As Illinois Senator Mark Kirk begins his recovery from a stroke, his staff and colleagues are stepping up to ensure the Illinois Republican leader's interests are addressed.
Kirk suffered a stroke over the weekend, and had surgery that included removing a portion of his skull to relieve pressure from swelling. Click here for our original story.
Kirk's neurosurgeon said Monday the 52-year-old first-term senator has a good chance of a full cognitive recovery but warned that it would be "very difficult" for him to regain movement in his left arm.
Jim Whitfield is talking to Kathy Jochem who is a member of the stroke team at Blessing Hospital in Quincy to find out what the warning signs are for a stroke and also finding out that there are different kinds of strokes that can happen to someone.
Jochem said the acronym of FAST can be a big help for people who think they are suffering from a stroke.

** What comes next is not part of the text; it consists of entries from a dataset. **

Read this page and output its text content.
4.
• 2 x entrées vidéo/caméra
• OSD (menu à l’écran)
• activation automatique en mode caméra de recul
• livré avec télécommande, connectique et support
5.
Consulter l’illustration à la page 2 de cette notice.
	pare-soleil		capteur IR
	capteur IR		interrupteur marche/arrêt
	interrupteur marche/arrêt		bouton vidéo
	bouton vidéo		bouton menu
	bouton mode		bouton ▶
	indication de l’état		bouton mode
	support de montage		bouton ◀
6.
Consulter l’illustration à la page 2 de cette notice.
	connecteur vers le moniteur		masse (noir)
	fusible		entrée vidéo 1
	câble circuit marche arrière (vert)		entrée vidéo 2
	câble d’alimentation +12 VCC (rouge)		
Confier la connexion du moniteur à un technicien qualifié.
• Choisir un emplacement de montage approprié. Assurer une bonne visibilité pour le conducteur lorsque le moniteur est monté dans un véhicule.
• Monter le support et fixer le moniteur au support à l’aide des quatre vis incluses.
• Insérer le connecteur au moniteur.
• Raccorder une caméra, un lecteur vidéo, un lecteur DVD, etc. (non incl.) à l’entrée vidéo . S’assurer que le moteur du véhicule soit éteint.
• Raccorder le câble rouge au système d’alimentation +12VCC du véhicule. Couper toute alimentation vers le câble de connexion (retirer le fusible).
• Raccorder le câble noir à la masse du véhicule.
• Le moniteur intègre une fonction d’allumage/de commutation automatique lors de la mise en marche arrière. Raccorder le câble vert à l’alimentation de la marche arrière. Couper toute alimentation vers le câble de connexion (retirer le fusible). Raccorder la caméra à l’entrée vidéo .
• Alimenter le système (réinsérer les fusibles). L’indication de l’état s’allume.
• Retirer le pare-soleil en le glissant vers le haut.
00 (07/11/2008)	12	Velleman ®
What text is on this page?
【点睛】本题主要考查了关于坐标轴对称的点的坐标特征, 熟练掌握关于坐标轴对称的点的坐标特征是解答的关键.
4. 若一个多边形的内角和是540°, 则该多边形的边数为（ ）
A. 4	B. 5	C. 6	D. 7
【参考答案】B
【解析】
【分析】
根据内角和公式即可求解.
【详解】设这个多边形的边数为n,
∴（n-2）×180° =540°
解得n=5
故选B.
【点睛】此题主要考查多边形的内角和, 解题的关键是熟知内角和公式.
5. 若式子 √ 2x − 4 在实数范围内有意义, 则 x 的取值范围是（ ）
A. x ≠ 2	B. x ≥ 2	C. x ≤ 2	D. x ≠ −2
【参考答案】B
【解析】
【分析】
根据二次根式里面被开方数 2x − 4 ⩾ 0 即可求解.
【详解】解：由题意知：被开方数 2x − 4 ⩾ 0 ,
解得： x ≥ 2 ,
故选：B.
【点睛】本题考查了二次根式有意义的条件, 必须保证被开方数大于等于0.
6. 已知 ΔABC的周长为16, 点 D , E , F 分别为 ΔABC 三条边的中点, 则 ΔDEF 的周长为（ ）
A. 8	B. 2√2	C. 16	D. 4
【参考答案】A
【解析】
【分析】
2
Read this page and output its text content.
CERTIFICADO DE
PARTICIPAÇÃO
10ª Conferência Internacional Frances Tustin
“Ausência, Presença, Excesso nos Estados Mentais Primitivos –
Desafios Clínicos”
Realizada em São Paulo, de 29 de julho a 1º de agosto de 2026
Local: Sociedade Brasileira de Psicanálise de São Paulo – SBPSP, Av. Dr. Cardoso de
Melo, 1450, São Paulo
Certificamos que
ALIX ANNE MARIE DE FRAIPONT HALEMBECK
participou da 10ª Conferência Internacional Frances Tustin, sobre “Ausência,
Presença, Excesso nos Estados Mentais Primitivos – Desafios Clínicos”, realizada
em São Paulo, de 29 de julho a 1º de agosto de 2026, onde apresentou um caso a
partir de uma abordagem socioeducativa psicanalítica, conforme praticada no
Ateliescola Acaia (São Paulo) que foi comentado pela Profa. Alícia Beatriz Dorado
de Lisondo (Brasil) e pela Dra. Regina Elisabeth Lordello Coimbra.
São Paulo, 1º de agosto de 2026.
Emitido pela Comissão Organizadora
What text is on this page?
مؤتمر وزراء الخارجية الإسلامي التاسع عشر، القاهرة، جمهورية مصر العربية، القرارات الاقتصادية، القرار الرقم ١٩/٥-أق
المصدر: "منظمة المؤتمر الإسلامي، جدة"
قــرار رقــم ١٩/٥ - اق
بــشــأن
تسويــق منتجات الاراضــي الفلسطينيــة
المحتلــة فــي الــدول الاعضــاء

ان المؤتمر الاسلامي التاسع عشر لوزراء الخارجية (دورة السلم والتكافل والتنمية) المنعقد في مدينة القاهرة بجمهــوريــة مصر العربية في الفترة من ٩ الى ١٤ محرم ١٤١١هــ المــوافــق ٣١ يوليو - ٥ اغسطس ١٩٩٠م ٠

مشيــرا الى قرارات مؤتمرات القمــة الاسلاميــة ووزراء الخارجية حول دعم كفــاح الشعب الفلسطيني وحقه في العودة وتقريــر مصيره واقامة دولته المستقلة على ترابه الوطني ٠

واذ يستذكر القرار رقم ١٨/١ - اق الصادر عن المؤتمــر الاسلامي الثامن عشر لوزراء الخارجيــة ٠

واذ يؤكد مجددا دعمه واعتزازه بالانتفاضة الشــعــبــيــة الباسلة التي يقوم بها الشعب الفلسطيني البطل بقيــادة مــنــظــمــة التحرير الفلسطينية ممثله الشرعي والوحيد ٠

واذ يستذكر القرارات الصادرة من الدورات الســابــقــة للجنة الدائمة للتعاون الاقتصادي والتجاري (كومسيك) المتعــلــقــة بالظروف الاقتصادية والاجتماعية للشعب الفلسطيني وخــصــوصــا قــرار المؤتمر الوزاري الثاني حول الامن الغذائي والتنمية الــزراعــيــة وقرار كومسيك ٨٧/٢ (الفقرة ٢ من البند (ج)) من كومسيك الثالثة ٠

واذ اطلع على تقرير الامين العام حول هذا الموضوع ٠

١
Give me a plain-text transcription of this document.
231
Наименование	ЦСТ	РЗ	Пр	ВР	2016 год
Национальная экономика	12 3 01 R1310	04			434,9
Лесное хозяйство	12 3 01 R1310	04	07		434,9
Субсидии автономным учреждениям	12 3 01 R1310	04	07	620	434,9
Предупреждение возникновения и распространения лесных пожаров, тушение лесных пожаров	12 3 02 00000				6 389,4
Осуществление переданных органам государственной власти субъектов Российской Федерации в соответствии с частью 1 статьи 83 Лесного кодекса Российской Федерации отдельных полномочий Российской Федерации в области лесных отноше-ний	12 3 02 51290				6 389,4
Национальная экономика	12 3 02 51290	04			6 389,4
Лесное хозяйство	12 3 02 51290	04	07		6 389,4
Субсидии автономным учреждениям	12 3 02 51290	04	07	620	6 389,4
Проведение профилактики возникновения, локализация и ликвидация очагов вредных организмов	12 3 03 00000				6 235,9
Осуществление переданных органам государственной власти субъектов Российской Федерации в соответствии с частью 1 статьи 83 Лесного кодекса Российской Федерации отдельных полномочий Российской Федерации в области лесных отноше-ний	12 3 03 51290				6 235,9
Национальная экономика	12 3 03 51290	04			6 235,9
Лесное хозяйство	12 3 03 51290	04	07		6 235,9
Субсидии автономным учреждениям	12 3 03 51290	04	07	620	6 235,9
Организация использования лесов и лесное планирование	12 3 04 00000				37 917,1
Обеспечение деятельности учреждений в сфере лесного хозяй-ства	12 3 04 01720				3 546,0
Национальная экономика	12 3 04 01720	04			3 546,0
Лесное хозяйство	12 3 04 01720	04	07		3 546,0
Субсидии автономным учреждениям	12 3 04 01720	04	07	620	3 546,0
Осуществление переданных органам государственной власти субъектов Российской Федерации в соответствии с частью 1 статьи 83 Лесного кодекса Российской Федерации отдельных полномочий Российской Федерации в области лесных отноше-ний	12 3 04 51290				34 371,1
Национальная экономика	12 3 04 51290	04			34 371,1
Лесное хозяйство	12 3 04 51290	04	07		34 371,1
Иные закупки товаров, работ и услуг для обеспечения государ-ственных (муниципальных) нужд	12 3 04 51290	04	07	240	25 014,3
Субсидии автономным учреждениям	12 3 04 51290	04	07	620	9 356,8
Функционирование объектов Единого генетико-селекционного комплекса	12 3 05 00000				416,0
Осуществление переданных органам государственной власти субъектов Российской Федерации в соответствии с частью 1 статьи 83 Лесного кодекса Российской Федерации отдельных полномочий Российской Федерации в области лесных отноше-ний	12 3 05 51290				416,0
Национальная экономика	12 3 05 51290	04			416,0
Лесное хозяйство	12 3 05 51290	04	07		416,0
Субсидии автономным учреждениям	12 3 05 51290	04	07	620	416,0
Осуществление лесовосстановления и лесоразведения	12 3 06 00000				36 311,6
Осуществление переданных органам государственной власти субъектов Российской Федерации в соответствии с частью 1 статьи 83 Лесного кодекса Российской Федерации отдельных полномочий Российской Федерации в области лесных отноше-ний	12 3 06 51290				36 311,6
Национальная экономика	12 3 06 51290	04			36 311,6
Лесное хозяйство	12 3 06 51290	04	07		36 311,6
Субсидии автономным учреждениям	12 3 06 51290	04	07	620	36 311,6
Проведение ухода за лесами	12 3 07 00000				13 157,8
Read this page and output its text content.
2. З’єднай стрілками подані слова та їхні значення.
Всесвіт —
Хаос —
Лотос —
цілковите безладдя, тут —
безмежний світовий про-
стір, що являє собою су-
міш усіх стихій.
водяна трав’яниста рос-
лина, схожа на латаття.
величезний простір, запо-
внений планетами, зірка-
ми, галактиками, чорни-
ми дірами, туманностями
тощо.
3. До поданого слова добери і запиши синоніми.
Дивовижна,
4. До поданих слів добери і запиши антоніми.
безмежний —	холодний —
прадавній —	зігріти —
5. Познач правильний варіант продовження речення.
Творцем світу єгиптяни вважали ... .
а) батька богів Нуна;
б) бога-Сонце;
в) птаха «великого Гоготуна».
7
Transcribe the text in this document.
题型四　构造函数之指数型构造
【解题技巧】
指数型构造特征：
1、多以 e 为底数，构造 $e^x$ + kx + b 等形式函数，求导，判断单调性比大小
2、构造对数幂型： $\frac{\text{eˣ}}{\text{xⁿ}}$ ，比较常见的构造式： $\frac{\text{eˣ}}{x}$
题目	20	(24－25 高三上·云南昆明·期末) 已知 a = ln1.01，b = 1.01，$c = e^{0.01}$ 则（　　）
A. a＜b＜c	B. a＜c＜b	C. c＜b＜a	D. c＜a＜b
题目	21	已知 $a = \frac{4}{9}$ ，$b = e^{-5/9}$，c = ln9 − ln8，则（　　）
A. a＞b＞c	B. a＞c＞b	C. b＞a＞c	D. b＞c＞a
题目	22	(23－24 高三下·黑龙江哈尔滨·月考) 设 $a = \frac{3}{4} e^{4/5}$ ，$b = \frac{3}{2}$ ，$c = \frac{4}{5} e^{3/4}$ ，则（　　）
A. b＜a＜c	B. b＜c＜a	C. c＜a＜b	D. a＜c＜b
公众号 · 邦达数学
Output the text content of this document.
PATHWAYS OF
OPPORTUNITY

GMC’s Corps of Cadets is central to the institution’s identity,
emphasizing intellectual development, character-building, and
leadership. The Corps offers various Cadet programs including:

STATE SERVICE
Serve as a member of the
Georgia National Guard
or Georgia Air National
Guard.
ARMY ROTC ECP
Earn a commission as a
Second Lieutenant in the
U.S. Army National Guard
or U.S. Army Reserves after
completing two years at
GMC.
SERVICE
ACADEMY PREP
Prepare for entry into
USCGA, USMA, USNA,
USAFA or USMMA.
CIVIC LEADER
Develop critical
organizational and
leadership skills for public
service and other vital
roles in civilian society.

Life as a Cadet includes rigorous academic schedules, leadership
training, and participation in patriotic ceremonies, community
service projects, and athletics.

FAST stands for face, arms, speech and time.
When you let FAST be your guide, check the face for paralysis on one side or the other. Ask the person to lift their arms and it one arm droops that could be a sign the person is suffering a stroke. And if their speech is slightly slurred or if they can't repeat a simple phrase, another sign to get them to the hospital as soon as possible.
"And it's very important to get to the hospital as soon as possible to be evaluated. If you have these symptoms develop suddenly without a known cause, you need to be at the hospital and get evaluated," said Jochem.